Мы нахохотались, напелись, наговорились в тот вечер. Эдек был само веселье и жизнерадостность. Он делал все, чтобы уберечь себя и нас от горечи расставания, и это ему удалось. Странный, необъяснимый был вечер...
На следующий день я простилась с ним на рассвете. Мы стояли неподалеку от ворот гетто, через которые ему предстояло пройти. Лицо его стало серьезным, глаза, всегда улыбающиеся, смотрели отрешенно. Это было так непохоже на него, что я молча смотрела, пытаясь уловить значение этой перемены. Он, по-видимому, понял мой немой вопрос, потому что глянул на меня и тихо проговорил:
- Нет, Ружка, никогда мне не быть уже в Эрец-Исраэль...
Крепко пожал руку и сказал просто и коротко: "Хазак ве-эмац!" - "Держись и мужайся!"
Весной 1943 года пришло известие:
"Эдек Боракс - организатор и командир сопротивления в белостокском гетто погиб в акции".
НА ПОСТОРОННИЙ ВЗГЛЯД ЖИЗНЬ В ГЕТТО ТЕПЕРЬ совершенно нормализовалась. Об этом как будто свидетельствовали накрашенные губы женщин, их затейливые прически. Об этом свидетельствовал и большой успех театра в гетто. К кассе ежевечерне выстраивались длинные очереди, и спектакли шли с аншлагом. Актеры на эстраде с воодушевлением распевали:
"Знать ничего нельзя
Если захочет Бог,
Выстрелит и метла!"
И все гетто повторяло: "Знать ничего нельзя"...
А теперь идет премьера нового водевиля под названием "Ржаные годы, пшеничные дни" (Игра слов: "пшеничные дни" - "вейцене тег" близко по звучанию к "ой цу ди гег" - "не дай Бог такие дни".).

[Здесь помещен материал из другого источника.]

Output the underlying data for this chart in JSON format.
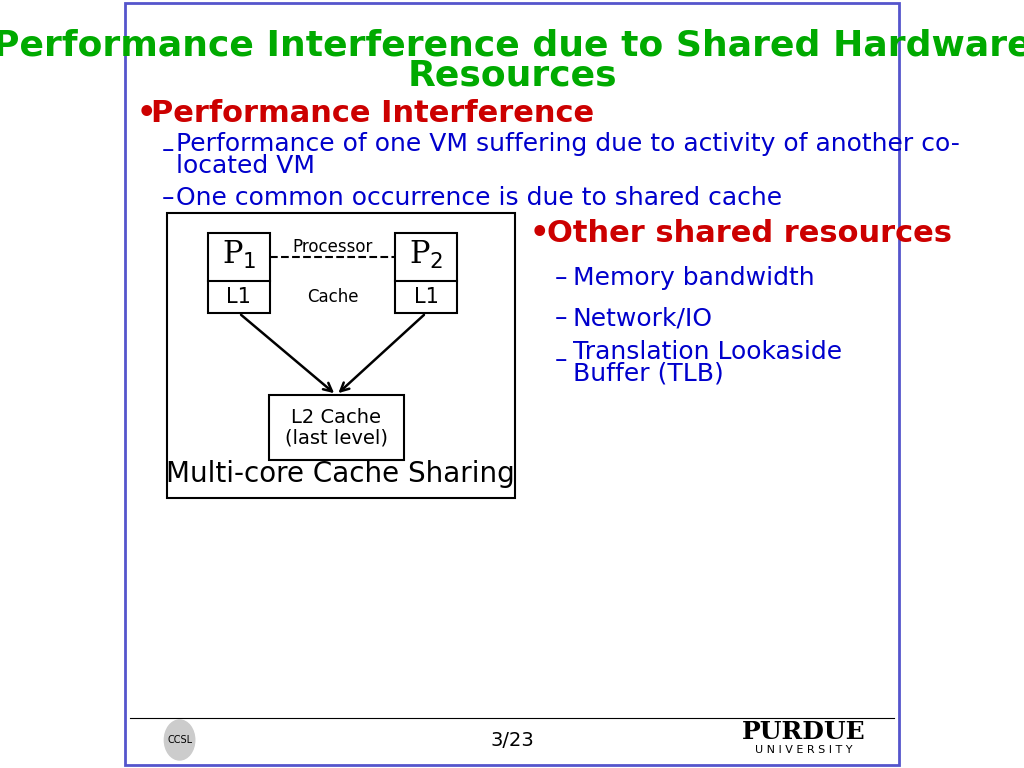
{
  "title_line1": "Performance Interference due to Shared Hardware",
  "title_line2": "Resources",
  "title_color": "#00aa00",
  "title_fontsize": 26,
  "bg_color": "#ffffff",
  "border_color": "#5555cc",
  "bullet1_text": "Performance Interference",
  "bullet1_color": "#cc0000",
  "bullet1_fontsize": 22,
  "sub1_color": "#0000cc",
  "sub1_fontsize": 18,
  "sub2_text": "One common occurrence is due to shared cache",
  "sub2_color": "#0000cc",
  "sub2_fontsize": 18,
  "bullet2_text": "Other shared resources",
  "bullet2_color": "#cc0000",
  "bullet2_fontsize": 22,
  "sub3_text": "Memory bandwidth",
  "sub3_color": "#0000cc",
  "sub3_fontsize": 18,
  "sub4_text": "Network/IO",
  "sub4_color": "#0000cc",
  "sub4_fontsize": 18,
  "sub5_line1": "Translation Lookaside",
  "sub5_line2": "Buffer (TLB)",
  "sub5_color": "#0000cc",
  "sub5_fontsize": 18,
  "diagram_label": "Multi-core Cache Sharing",
  "diagram_label_fontsize": 20,
  "box_color": "#000000",
  "footer_text": "3/23",
  "footer_fontsize": 14
}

В гетто появилась даже спортивная площадка. Рабочие потрудились над ней на славу: негодные старые постройки разбирали, чистили, белили. Двор на Страшуни 6, который соединился с Лидской 3, стал неузнаваем. И вот объявили: завтра торжественное открытие спортивной площадки. Вход по пригласительным билетам.
На торжестве с речами выступили Деслер и Мушкат. Мушкат сказал: "Если спустя годы кто-нибудь захочет отыскать следы нашей жизни в гетто и об этом не найдется никаких документов, эта площадка окажется верным свидетелем нашей непокорной стойкости и необоримой жизненной силы..."
На одной из окружавших площадку стен была изображена схватка двух борцов в спортивных костюмах. По бокам от борцов красовались два лозунга: "В здоровом теле здоровый дух" и "Посвящай досуг спорту!"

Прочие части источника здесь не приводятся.